Otro de los grandes temas del novelista ruso es el Mal. Pocos pueden hablar de dicha cuestión con la lucidez necesaria, pues el Mal al ser lo negativo, relacionado con la Nada, se vuelve un tema inefable, es decir, volátil, y por lo mismo, al escribir una obra literaria bajo dicha preocupación, las más de la veces, no se superan los lugares comunes provenientes de una moral ramplona o una religiosidad vacua de los domingos.

Hoy en día, bajo la lógica de la academia que sigue sin superar el estructuralismo trasnochado, además de la continua promoción de talleres literarios en los que no se enseña a leer, sino a escribir para publicar dentro del mercado, es decir, dentro de ciertas convenciones acríticas, todavía se insiste en que la literatura es pura forma. Esto desde luego es una falacia, la cual es difícil de rectificar, porque por supuesto que la literatura es forma, pero no es pura forma.
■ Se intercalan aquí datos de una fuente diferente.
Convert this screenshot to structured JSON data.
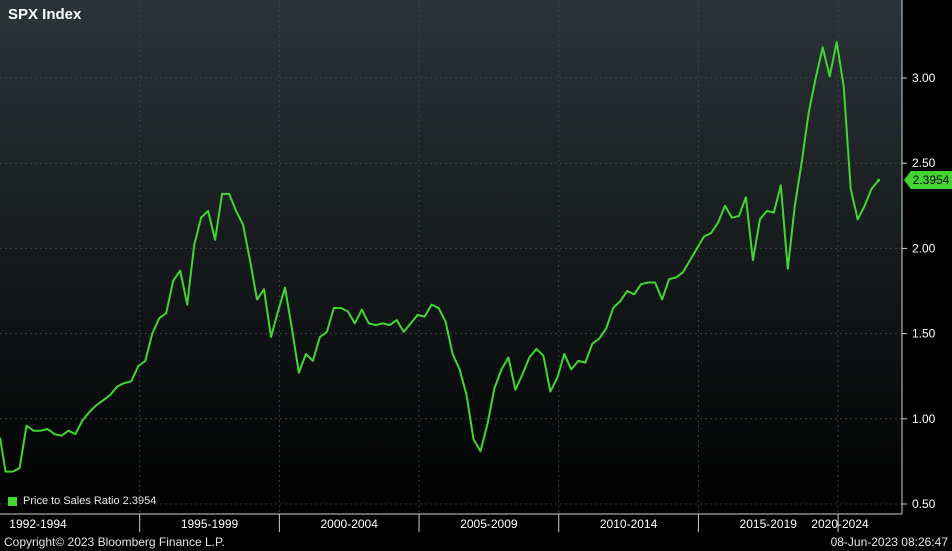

No importa que Hegel ya lo haya demostrado en su Estética, ni que Bajtin desde otro camino haya hecho lo propio en sus múltiples ensayos. Se sigue diciendo lo mismo. Los escritores consagrados lo repiten en sus talleres y conferencias (he estado en más de uno), pero en ocasiones pienso que lo hacen porque así ocultan el verdadero conocimiento del origen de sus obras. Ya en las borracheras posteriores al evento, aceptan, al cabo de unas copas, que todo proviene de sus experiencias de vida y que sin ellas no hubieran podido escribir un párrafo de sus libros. Como decía Carlos Fuentes, “entre escritores te veas”.
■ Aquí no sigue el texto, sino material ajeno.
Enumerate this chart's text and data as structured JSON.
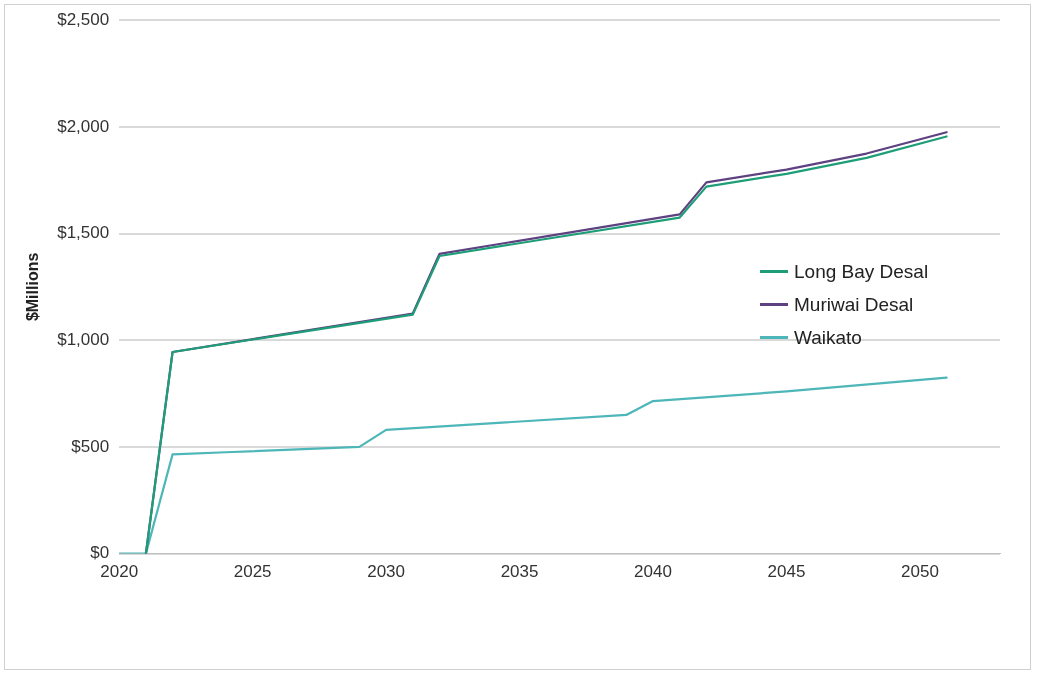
{
  "chart_data": {
    "type": "line",
    "ylabel": "$Millions",
    "series": [
      {
        "name": "Long Bay Desal",
        "color": "#1e9e78",
        "x": [
          2021,
          2022,
          2031,
          2032,
          2041,
          2042,
          2045,
          2048,
          2051
        ],
        "values": [
          0,
          945,
          1120,
          1395,
          1575,
          1720,
          1780,
          1855,
          1955
        ]
      },
      {
        "name": "Muriwai Desal",
        "color": "#5e4180",
        "x": [
          2021,
          2022,
          2031,
          2032,
          2041,
          2042,
          2045,
          2048,
          2051
        ],
        "values": [
          0,
          945,
          1125,
          1405,
          1590,
          1740,
          1800,
          1875,
          1975
        ]
      },
      {
        "name": "Waikato",
        "color": "#4db6b8",
        "x": [
          2020,
          2021,
          2022,
          2024,
          2029,
          2030,
          2039,
          2040,
          2045,
          2051
        ],
        "values": [
          0,
          0,
          465,
          475,
          500,
          580,
          650,
          715,
          760,
          825
        ]
      }
    ],
    "xlim": [
      2020,
      2053
    ],
    "xticks": [
      2020,
      2025,
      2030,
      2035,
      2040,
      2045,
      2050
    ],
    "ylim": [
      0,
      2500
    ],
    "yticks": [
      {
        "value": 0,
        "label": "$0"
      },
      {
        "value": 500,
        "label": "$500"
      },
      {
        "value": 1000,
        "label": "$1,000"
      },
      {
        "value": 1500,
        "label": "$1,500"
      },
      {
        "value": 2000,
        "label": "$2,000"
      },
      {
        "value": 2500,
        "label": "$2,500"
      }
    ],
    "grid": "y",
    "legend": "right",
    "marker": "none",
    "line_style": "solid"
  }
}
Volviendo al tema central de esta correspondencia, la cual te escribo desde la Isla Desolación (aún no pierdo la esperanza de encontrar el tesoro), quiero comentarte que evidentemente sólo alguien que conocía el Mal de primera mano, como lo fue Dostoievski, habría podido abordarlo más allá de los lugares comunes, como sólo Melville, un ballenero, pudo hablar de la ballena, con esa profundidad. Salvador Elizondo en una conversación con Octavio Paz (YouTube “La tradición poética mexicana”) alguna vez comentó que las obras en verdad necesarias en nuestra cultura son formalmente fallidas, pero que adquieren importancia por su tema y su mirada de mundo. Reto a cualquier escritor a que supere a Dostoievski o a Melville por la pura forma. Es un sinsentido decirlo, porque es evidente que esa aseveración es falsa.

Dostoievski entendió que hombres malignos, asesinos de niños inocentes, también eran capaces de hacer el bien. Lo comprendió en su encarcelamiento en Siberia. Por ello los personajes malignos del autor de Crimen y castigo son tan humanos, en otras palabras, tan reales. Para poder hacer poesía con dicho material, primero fue necesario descubrirlo. Y en este sentido, me vienen a la mente las cartas de Rimbaud a sus maestros, donde dice que el poeta necesita ir más allá. Vivir lo nunca vivido, para entonces poder escribir. Pocos poetas superan a Rimbaud en la forma, pero ninguno lo supera en la experiencia de lo humano. Es ahí donde está el entrecruce que el estructuralismo nunca puede advertir.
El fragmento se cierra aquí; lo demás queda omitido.